I carabinieri controllano un uomo in detenzione, autorizzato dal giudice a partecipare a un pranzo: un 35enne, parente del pregiudicato, reagisce colpendo uno dei militari con calci, schiaffi e pugni
CASALBORDINO. È finito all’ospedale San Pio di Vasto un appuntato dei carabinieri di 31 anni, aggredito a calci e pugni da S.D.R., un 35enne di etnia rom di Casalbordino, già in regime di sorveglianza, che stava passando il Ferragosto con un parente in detenzione domiciliare a cui il giudice di sorveglianza di Pescara aveva concesso l’autorizzazione per trascorrere in famiglia la festività. Il rom non ha gradito il controllo dei militari ed ha colpito ripetutamente uno di loro con calci e pugni, facendolo cadere a terra e ricoprendolo di insulti. Il carabiniere ha riportato un trauma cranio cervicale e altre contusioni, giudicate guaribili in 15 giorni. Per S.D.R. è scattato l’arresto per lesioni, minacce e resistenza a pubblico ufficiale. Questa mattina il rom dovrà comparire davanti ai giudici del tribunale di Vasto per la convalida dell’arresto e, a seguire, il processo per direttissima. Per il momento l’uomo è ai domiciliari a Casalbordino, ma il pm Silvia Di Nunzio ha chiesto il suo allontanamento immediato sia dal paese che dall’Abruzzo. Ad assistere l’imputato questa mattina sarà l’avvocato Antonello Cerella. I carabinieri, oltre ad arrestare S.D.R., hanno denunciato altre 13 persone presenti all’aggressione e che, a loro volta, hanno ricoperto di improperi le forze dell’ordine.
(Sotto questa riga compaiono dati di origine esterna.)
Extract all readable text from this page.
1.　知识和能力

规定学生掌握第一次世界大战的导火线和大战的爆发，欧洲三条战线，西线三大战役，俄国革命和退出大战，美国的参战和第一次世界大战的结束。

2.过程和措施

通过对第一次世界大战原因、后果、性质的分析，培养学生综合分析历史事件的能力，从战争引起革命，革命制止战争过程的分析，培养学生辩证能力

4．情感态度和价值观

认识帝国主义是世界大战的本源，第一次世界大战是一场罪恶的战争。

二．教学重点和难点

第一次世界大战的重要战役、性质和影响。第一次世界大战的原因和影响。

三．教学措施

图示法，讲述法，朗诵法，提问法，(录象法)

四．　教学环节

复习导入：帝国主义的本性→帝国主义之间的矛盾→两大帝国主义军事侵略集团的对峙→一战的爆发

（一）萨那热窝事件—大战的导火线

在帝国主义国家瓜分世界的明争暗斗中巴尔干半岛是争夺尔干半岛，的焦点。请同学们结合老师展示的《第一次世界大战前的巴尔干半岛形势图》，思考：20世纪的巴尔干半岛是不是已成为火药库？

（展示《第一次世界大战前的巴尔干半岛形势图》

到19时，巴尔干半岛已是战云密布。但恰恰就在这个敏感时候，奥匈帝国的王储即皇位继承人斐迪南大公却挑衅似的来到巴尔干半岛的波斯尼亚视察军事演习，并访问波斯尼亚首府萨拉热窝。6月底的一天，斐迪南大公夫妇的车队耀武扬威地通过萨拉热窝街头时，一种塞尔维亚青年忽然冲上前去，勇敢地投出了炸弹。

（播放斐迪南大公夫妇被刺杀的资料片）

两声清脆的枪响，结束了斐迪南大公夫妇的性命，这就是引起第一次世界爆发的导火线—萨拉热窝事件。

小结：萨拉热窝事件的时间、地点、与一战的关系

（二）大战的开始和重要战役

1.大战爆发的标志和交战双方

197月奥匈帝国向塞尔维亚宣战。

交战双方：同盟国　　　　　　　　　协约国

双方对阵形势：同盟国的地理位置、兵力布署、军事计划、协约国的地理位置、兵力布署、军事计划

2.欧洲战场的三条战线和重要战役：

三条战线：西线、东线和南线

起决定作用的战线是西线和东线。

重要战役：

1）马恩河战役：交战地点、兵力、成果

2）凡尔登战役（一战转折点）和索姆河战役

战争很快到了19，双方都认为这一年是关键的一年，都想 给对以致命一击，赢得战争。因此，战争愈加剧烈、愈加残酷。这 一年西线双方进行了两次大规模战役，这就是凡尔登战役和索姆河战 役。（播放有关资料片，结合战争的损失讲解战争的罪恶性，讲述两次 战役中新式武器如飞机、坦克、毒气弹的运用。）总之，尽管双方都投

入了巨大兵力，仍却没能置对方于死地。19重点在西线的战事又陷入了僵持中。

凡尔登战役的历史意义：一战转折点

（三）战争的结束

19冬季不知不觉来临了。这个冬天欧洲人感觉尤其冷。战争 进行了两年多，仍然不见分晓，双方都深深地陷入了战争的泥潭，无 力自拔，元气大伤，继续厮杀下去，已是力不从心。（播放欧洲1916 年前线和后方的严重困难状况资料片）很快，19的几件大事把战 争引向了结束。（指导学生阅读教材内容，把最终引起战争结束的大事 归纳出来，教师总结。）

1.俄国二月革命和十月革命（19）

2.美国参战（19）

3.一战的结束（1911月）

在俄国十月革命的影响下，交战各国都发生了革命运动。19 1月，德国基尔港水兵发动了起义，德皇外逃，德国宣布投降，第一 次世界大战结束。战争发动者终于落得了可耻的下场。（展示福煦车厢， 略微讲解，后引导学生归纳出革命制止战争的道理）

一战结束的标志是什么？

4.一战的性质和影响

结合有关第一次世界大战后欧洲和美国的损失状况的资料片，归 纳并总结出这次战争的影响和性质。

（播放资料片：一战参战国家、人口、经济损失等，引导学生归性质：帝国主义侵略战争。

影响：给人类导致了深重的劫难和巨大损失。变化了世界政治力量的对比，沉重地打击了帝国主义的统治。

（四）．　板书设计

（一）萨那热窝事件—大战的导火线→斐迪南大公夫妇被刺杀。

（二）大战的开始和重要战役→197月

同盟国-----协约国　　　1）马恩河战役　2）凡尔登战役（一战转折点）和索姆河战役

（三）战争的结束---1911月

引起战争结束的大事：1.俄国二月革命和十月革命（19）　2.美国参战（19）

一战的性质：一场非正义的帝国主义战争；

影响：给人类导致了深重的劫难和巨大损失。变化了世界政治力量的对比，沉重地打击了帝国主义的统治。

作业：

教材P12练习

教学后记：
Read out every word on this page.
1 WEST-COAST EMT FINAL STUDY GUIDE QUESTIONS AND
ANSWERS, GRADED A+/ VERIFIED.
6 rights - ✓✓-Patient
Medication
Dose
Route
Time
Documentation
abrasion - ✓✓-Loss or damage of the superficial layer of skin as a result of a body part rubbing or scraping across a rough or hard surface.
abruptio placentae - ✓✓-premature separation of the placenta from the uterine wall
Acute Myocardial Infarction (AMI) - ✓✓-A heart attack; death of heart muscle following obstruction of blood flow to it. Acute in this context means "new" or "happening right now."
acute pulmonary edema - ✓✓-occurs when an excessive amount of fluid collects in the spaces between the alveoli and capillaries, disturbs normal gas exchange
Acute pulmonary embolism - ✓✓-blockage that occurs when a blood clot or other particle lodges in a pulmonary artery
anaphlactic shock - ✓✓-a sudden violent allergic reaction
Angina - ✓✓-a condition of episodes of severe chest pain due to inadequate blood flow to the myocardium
La movimentata sequenza che ha portato l’appuntato in ospedale è avvenuta attorno alle 13 del giorno di Ferragosto. Mentre S.D.R. era con i familiari a casa della madre, sono arrivati tre carabinieri della stazione di Casalbordino per i controlli sul rispetto dei provvedimenti adottati dal tribunale di sorveglianza di Pescara nei confronti di un parente del rom sottoposto a detenzione domiciliare. Fatto il controllo, i carabinieri si sono avviati verso l’ingresso della casa. I tre militari erano ancora sulla porta quando S.D.R. si è avvicinato ai carabinieri e ha iniziato a colpire con schiaffi e pugni uno di loro. Non contento gli ha sferrato un calcio sullo stinco della gamba destra, facendolo cadere. Subito dopo, l’uomo si è allontanato urlando insulti contro i militari.
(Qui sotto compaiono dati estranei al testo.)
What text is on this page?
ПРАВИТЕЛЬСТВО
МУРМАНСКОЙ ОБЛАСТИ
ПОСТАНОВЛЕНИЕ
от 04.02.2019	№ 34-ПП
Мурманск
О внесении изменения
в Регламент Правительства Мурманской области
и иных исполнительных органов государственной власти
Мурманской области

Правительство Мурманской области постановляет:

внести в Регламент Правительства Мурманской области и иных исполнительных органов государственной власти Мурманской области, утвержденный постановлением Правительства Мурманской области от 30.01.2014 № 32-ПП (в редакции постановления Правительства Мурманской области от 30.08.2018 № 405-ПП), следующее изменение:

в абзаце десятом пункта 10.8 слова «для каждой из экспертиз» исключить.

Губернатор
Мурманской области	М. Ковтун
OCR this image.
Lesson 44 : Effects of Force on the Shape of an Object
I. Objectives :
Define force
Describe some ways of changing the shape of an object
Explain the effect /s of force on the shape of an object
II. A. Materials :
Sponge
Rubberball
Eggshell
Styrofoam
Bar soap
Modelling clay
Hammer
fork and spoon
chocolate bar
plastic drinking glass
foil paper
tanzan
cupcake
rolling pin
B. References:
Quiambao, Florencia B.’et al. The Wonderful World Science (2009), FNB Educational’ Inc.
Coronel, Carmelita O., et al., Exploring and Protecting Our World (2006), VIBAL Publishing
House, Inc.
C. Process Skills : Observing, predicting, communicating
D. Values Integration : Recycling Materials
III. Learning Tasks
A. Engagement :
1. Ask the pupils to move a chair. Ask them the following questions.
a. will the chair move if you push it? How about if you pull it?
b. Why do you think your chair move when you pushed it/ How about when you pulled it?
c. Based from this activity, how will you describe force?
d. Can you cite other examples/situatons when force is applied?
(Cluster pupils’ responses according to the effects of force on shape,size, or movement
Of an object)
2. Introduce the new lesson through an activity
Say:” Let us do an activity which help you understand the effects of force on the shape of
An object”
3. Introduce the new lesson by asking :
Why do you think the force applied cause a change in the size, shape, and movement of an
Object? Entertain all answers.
Un collega dell’appuntato ha subito richiesto rinforzi. Sul posto sono arrivate altre quattro pattuglie di carabinieri della compagnia di Ortona. S.D.R., per nulla turbato, ha continuato a ripetere le minacce: «Vi sparo a tutti. Io in caserma non ci vengo, non mi muovo da qui», sono alcune frasi pronunciate dal 35enne. I carabinieri sono riusciti comunque a bloccare l’uomo e a caricarlo in macchina. Diversi passaggi sono avvenuti per strada, in via dei Miracoli, e in presenza di diverse persone. Altri rom hanno inveito contro gli appartenenti all’Arma. Uno di loro però, resosi conto della gravità dell’accaduto, ha fornito all’appuntato la prima assistenza, facendolo sedere su una sedia e tamponando il suo volto tumefatto con del ghiaccio.
In base ai fatti, il pubblico ministero ha ritenuto di dover disporre il processo con rito direttissimo davanti al giudice monocratico del tribunale di Vasto. Il sostituto procuratore ha chiesto anche la misura cautelare del divieto di dimora in Abruzzo e Molise per l’accusato, ritenendo necessario allontanare l'accusato dal contesto familiare.